OTTAWA – Quebec Liberal MP and chair of the House of Commons Justice Committee Anthony Housefather has apologized for floating the idea that Jody-Wilson Raybould may have been shuffled out of her job as justice minister because her French language skills are lacking.

"There's millions of reasons that people can be shuffled from one position to another, including the fact, for example, that there's a lot of legal issues coming up in Quebec and the prime minister may well have decided he needed a Justice Minister that could speak French," Housefather said during a Quebec radio interview on Thursday. He cited the “charter of values” being proposed in Quebec as one example of why Trudeau might want a justice minister who can communicate with Quebecers.

This new line of speculation came amid questions over whether Prime Minister Justin Trudeau moved Wilson-Raybould into veterans affairs after she refused to bow to alleged pressure to ask federal prosecutors to make a deal in the corruption and fraud case against engineering giant SNC-Lavalin.

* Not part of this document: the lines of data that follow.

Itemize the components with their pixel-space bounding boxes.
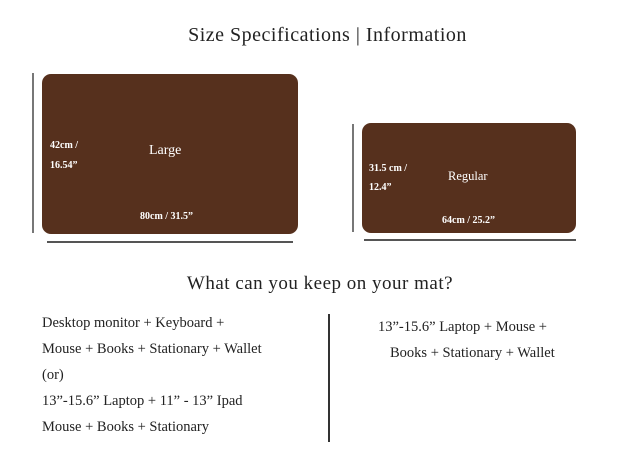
regular-mat: 31.5 cm / 12.4” Regular 64cm / 25.2” [362, 123, 576, 233]
regular-width-line [364, 239, 576, 241]
list-item: Mouse + Books + Stationary [42, 419, 209, 435]
regular-width: 64cm / 25.2” [442, 215, 496, 226]
regular-height-line [352, 124, 354, 232]
large-height: 42cm / [50, 140, 79, 151]
divider [328, 314, 330, 442]
list-item: (or) [42, 367, 64, 383]
large-label: Large [149, 143, 182, 158]
regular-usage-list: 13”-15.6” Laptop + Mouse + Books + Stati… [378, 314, 555, 366]
list-item: Desktop monitor + Keyboard + [42, 315, 225, 331]
page-title: Size Specifications | Information [188, 24, 467, 46]
list-item: 13”-15.6” Laptop + Mouse + [378, 319, 547, 335]
large-width: 80cm / 31.5” [140, 211, 194, 222]
regular-height: 31.5 cm / [369, 163, 408, 174]
list-item: Books + Stationary + Wallet [390, 345, 555, 361]
large-width-line [47, 241, 293, 243]
regular-label: Regular [448, 169, 488, 183]
large-usage-list: Desktop monitor + Keyboard + Mouse + Boo… [42, 310, 262, 440]
large-mat: 42cm / 16.54” Large 80cm / 31.5” [42, 74, 298, 234]
question-heading: What can you keep on your mat? [186, 273, 454, 294]
large-height-line [32, 73, 34, 233]
list-item: 13”-15.6” Laptop + 11” - 13” Ipad [42, 393, 243, 409]
large-height-in: 16.54” [50, 160, 78, 171]
regular-height-in: 12.4” [369, 182, 392, 193]
list-item: Mouse + Books + Stationary + Wallet [42, 341, 262, 357]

That has been a connection opposition MPs have drawn following reporting from The Globe and Mail that alleged that the Prime Minister's Office leaned on Wilson-Raybould -- who was the attorney general at the time -- to have federal prosecutors pursue a remediation agreement rather than criminal prosecution, which she did not do. CTV News has not independently verified the story.

"I want to apologize… I never should have tried to speculate about something like this. I have no direct knowledge," Housefather tweeted Thursday night.

Prior to his apology, when asked about his comments Housefather told CTV News that he was just speculating based on his own personal view as a Quebec MP.

Though her French proficiency wasn’t a one-off suggestion, he repeated his theory again in an interview on an Ottawa radio station.

"There's going to be extensive need in Quebec for somebody who has the Justice file to speak to Quebecers in French and she doesn't speak French and so there may be other reasons, very different reasons from the ones that the Conservatives and the NDP are trying to frame, why she may have been shuffled in Cabinet," Housefather said.

He went on to say while it’s easy to speculate, you'd have to ask Trudeau or Wilson-Raybould for the real reason behind what many saw as a demotion. During the French radio interview, Housefather said it was clear she was unhappy about the shuffle. She has since tendered her resignation from Trudeau’s cabinet.

"The Liberals appointed her to that position in November 2015, she didn’t speak French then, she doesn't speak French now based on what I know, so things haven't changed and I think this is a pretty weak excuse or rationale for what happened in January," said McGill political science professor Daniel Beland on CTV's Power Play.

Housefather's comments also came the day after the committee he chairs shut down the opposition's efforts to ask for Wilson-Raybould to testify as part of its coming probe of the SNC-Lavalin affair. Instead they’ve agreed to a limited witness list for now, and broadly the topics at the heart of the story.

During Wednesday's committee meeting opposition MPs questioned Housefather’s independence as the chair over other comments he’s made recently, including that he believes the prime minister in this matter.

On Thursday he said that the committee is inherently partisan and cited that as a reason why the parliamentary avenue was not the best for a full investigation.

"Our committee being a partisan committee is not an independent venue to do a proper analysis. We’ll do our best but you’re going to see a lot of back and forth that you wouldn’t see if it was actually a court or an independent person doing an investigation," Housefather said during the Quebec radio chat.

NDP MP Nathan Cullen equated his remarks to what has been seen to be "smear campaign" against Wilson-Raybould from unnamed Liberals over the last week who claim she was "difficult to get along with."

"Stop it and let her and other key witnesses testify at committee," Cullen tweeted.

His comments were made while members of Trudeau's cabinet sought to stick to the same message coming from Trudeau's office on the entire affair.

"I was sad with the news, certainly very disappointed," said Environment Minister Catherine McKenna. "I think the Prime Minister has been clear and I think what is also really important is that we continue moving forward," she said on CTV News Channel.

"I think it's important that we respect Jody Wilson-Raybould’s decision… my view is that she’s going to be someone who can continue to add value," Finance Minister Bill Morneau said on Thursday at an event where he was joined by Labour Minister Patty Hajdu.

Hajdu called Wilson-Raybould a "valuable team member," and she looks forward to seeing her next week in the House.

Crisis communications expert Jennifer Stewart criticized the government’s approach to messaging on this case.

"Not having a united front and having different pieces of information dribbled out into the media by party members is not well informed," she told CTV News.